Why GUIs make us dumber.

I’ve been teaching a Year 12 Information Technology course this year. In some ways I’ve enjoyed it (it’s the first time I’ve actually ever been paid for doing something to do with computer programming, and it has helped me to make the decision to go back to Uni and complete my degree in this area), but in lots of ways I really haven’t.

I don’t know how much the students are to blame (and I’m game making a statement like that, since some of them read this blog). I’m thinking more and more that perhaps there is something else that isn’t making them succeed as much as I would have liked. It may be that the group of students I have just aren’t motivated in the way I was as a student, or perhaps even I wasn’t at their age. This may be true, since I was busy dropping out of Uni when I was about 18, after all.

But I was still teaching myself stuff to do with programming at that age. Whether it was logo or Basic at school, Pascal C or C++ at University, or Python, JavaScript and AppleScript since then, I’ve continued to learn stuff related to coding my whole life. I even taught myself Amiga E back when I had an A1200.

Perhaps there is an overstatement with the title to this post. I’m not sure that GUIs do indeed make us dumber. It’s a little more complicated than that.

Back in the 70s, 80s, and even the early 90s, computers really weren’t that universal. You could do all sorts of things without having to use a computer. Now, computers are everywhere. The idea that everyone would rely on a world-wide computer network for a significant amount of their social interaction was something that was limited to science fiction books. And even they mostly underestimated just how much the internet, and computers, would affect our lives.

Because computers weren’t so widespread, only a small fraction of the population were using them. Those people were likely to be, perhaps I’d suggest with a touch of smugness, smarter than those who weren’t. At least, they were a different type of people. Perhaps the type of people to whom a regimented, logical way of thought was more natural. A group of people who are prepared, and able to memorise strange, obscure sequences of characters and numbers.

Because, back then, that was the only way to interact with computers. I mean, anyone could remember:

load "*",8,1

to load and run a game on a commodore 64. But figuring out why, when you pressed up onto the line labelled READY. and pressing return yielded an arcane “Out Of Data Error” perhaps required more thought. Being able to grasp the concepts behind programming: the various looping and decision structures was easy to people who saw the world through binary glasses.

Users of computers now don’t have to worry any more about getting the command exactly right. You don’t have to even remember the dir command, or the C64 load “$”,8 to get a listing of a directory. You just double-click an icon that looks like a folder, and you get an automatic list of whatever files and folders are inside of it.

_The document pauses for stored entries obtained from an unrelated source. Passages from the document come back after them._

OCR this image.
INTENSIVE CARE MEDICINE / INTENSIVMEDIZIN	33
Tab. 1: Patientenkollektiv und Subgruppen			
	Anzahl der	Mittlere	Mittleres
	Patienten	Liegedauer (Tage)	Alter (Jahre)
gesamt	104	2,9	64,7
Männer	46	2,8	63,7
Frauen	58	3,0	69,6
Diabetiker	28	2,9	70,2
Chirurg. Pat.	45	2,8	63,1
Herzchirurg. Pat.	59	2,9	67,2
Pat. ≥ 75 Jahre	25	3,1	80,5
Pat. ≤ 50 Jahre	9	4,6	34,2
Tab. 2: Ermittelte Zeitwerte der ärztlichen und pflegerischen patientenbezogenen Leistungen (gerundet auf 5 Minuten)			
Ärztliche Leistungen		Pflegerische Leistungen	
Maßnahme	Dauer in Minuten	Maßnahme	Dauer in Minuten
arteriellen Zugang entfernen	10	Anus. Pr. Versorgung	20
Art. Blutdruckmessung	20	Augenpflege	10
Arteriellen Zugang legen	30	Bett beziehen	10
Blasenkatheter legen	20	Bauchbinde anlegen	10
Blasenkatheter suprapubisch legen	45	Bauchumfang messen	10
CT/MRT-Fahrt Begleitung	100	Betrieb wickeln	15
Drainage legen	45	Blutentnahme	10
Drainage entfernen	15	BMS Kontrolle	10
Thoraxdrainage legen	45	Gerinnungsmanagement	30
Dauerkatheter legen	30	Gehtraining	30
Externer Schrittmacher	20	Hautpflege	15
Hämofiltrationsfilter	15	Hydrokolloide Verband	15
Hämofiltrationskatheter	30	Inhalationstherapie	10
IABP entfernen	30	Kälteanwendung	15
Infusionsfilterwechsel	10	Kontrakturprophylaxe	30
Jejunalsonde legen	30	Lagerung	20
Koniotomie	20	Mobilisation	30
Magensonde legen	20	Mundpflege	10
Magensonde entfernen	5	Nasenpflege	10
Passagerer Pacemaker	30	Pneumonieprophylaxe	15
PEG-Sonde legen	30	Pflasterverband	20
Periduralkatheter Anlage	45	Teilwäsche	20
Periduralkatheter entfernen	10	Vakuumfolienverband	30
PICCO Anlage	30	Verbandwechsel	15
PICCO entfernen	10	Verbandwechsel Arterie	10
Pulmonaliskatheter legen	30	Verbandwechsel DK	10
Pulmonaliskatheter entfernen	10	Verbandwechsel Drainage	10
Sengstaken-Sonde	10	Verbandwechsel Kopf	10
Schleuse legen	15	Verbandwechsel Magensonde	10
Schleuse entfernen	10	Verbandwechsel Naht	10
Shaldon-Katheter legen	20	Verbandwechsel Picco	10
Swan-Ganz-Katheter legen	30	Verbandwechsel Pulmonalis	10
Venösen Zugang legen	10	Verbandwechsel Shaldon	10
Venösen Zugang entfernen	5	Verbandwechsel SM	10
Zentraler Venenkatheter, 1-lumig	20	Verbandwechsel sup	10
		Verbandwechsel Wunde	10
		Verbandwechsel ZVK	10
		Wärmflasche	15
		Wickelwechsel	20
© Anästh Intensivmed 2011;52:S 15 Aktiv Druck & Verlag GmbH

This has taught users that remembering arcane commands isn’t important. Until you have to write programs yourself.

This is the biggest thing my students struggle with. Not understanding that a spelling error or typo can have a totally bizarre impact on the execution of a program (or even display or behaviour of a web-page, for those that have only ever used DreamWeaver or FrontPage). This takes the basest manifestation that False has a different meaning in virtually every programming language from false, to not recognising that not having quotes around a string causes the language to attempt to execute it.

I do blame GUIs for these shortfalls in the skills and knowledge of younger people. When the user interface prevents you from making mistakes in data entry, then you don’t develop the problem-solving skills to overcome errors in other contexts when they do appear.

And computer programming is all about problem solving. Being able to logically approach an error message, interpret the likely causes and fix the issue requires perhaps more skills than I had anticipated these students would have. Would things have been better for my teaching of this subject if I had students more like myself, who are all busy doing Physics-Chemistry-double-Maths? Perhaps. But I think they too would lack some of the skills required.